Alex Murdaugh grilled about lies under cross-examination in South Carolina double murder trial

Grueling second day of Alex Murdaugh cross-examination

Disgraced South Carolina attorney Alex Murdaugh faced intense questioning about his movements the night his wife and son were killed as the prosecutor challenged inconsistencies in his memory Friday at his double murder trial.

A day after revealing for the first time that he was at the kennels where his wife and son were shot shortly before they died, Murdaugh returned to the stand in his own defense.
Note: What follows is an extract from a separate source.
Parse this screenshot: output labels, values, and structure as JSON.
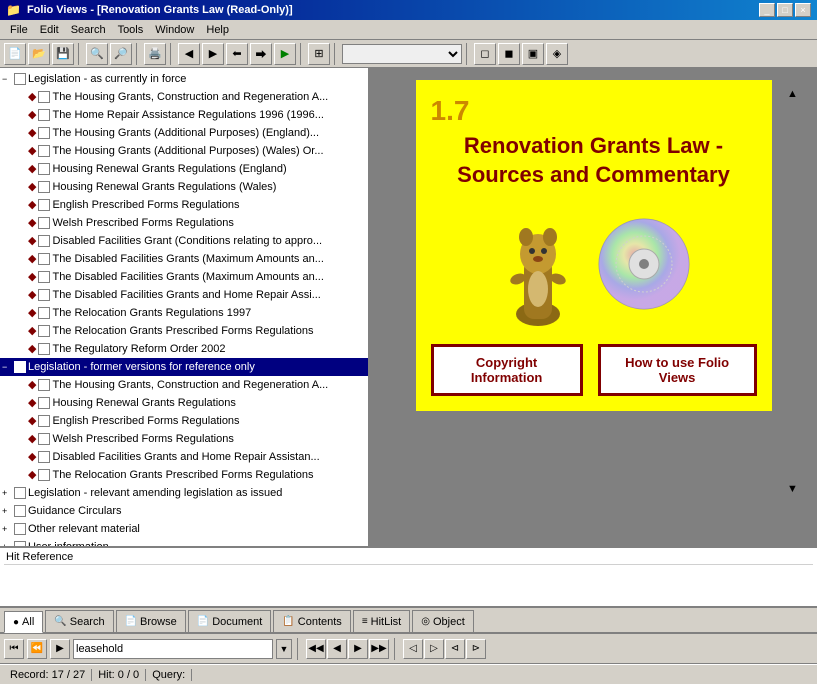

During cross-examination, prosecutor Creighton Waters grilled Murdaugh about what he repeatedly called the once-prominent lawyer's "new story" about what happened at the kennels on the evening June 7, 2021.

Waters asked Murdaugh if he meant what he told the jury Thursday — that he tried to help police find the killers.

"Other than lying to them about going to the kennels, I was cooperative in every aspect of this investigation," Murdaugh said.

"Very cooperative except maybe the most important fact of all, that you were at the murder scene with the victims just minutes before they died," Waters replied.

For 20 months, Murdaugh insisted that he was never at the kennels. But after more than a year, state agents hacked his son's iPhone and found a video with Alex Murdaugh's voice less than five minutes before the victims stopped using their cellphones and prosecutors think they were shot.

Murdaugh, 54, is charged with murder in the deaths of his wife, Maggie, 52, and their 22-year-old son, Paul, but has steadfastly denied any involvement. He faces 30 years to life in prison if convicted.

Waters ended his cross-examination by rattling off the names of about four dozen people — starting with Maggie and Paul Murdaugh and running through his family, friends, law partners, clients and police. He asked Alex Murdaugh if he lied to them and Murdaugh agreed on most.

"And you want this jury to believe a story manufactured to fit the evidence that you brought forth just yesterday after hearing a trial's worth of testimony?" Waters asked.

The prosecutor then showed body camera video of the first officer to respond to the shooting. With the bodies of his wife and son visible, Murdaugh said he hadn't seen them for 45 minutes before he left his home.

Waters also pushed Murdaugh for more details about what happened during the kennel visit, noting that this was all new to investigators since he only admitted it in court Thursday.

The timing, including cellphone and car-tracking data, is a key component. The video ended just before 8:46 p.m. and both Paul and Maggie Murdaugh stopped using their cellphones about three minutes later.

Murdaugh couldn't remember how long he was at the kennels, whether he got blood on his hands pulling a dead chicken from a dog's mouth or the last words he would ever say to his son and his wife.

"There would have been some exchange," Murdaugh said.

Waters said it appeared Murdaugh remembered a lot of specifics when the details were critical, but not when they might get him in trouble.

"You disagree with my characterization that you have a photographic memory about the details that have to fit now that you know these facts but you're fuzzy about the other stuff that complicates that?" Waters said.

For the first time, Murdaugh blamed anger on social media aimed at his son for the killings. Paul Murdaugh had been involved in a boat wreck that killed a teenager and was charged with boating under the influence. He mentioned the boat crash when the first investigators asked if he could think of any suspects.

Murdaugh said his son was the subject of vile "half-truths, half-reports, half-statements, partial information" online.

"I believe then and I believe today that the wrong person saw and read that because I can tell you for a fact the person or people who did what I saw on June the 7th — they hated Paul Murdaugh and they had anger in their heart," Alex Murdaugh said.

Waters told Murdaugh that explanation defied logic, asking if Murdaugh was telling the jury that his wife and son were killed by random vigilantes who knew "they would be at the kennels alone on June 7, knew that you would not be there, but only between the times of 8:49 and 9:02."

"You've got a lot of factors in there, Mr. Waters, all of which I do not agree with, but some of which I do," Murdaugh said.

Murdaugh said Friday that after the brief kennel visit, he returned to the family's house about 1,150 feet (350 meters) away on a golf cart, lay down for a few minutes and then got up to get ready to visit his ailing mother about 9:02 p.m., a time verified by step data on his cellphone, which he didn't take to the kennels.

Waters asked Murdaugh if a flurry of steps and a series of unanswered phone calls he started making to his wife and son at 9:02 p.m., after no activity was detected on his phone for nearly an hour, was a way a lawyer and volunteer prosecutor could begin crafting a story to show he couldn't be the killer.

"I never manufactured any alibi in any way shape or form because I did not and would not hurt my wife and my child."

Prosecutors have said Murdaugh killed his wife and son to gain sympathy to buy time because his financial misdeeds were about to be discovered. During his testimony, he has admitted to stealing from clients.

Murdaugh is charged with about 100 other crimes, ranging from stealing from clients to tax evasion. He is being held without bail on those charges, so even if he is found not guilty of the killings, he will not walk out of court a free man. If convicted of most or all of those financial crimes, Murdaugh would likely spend decades in prison.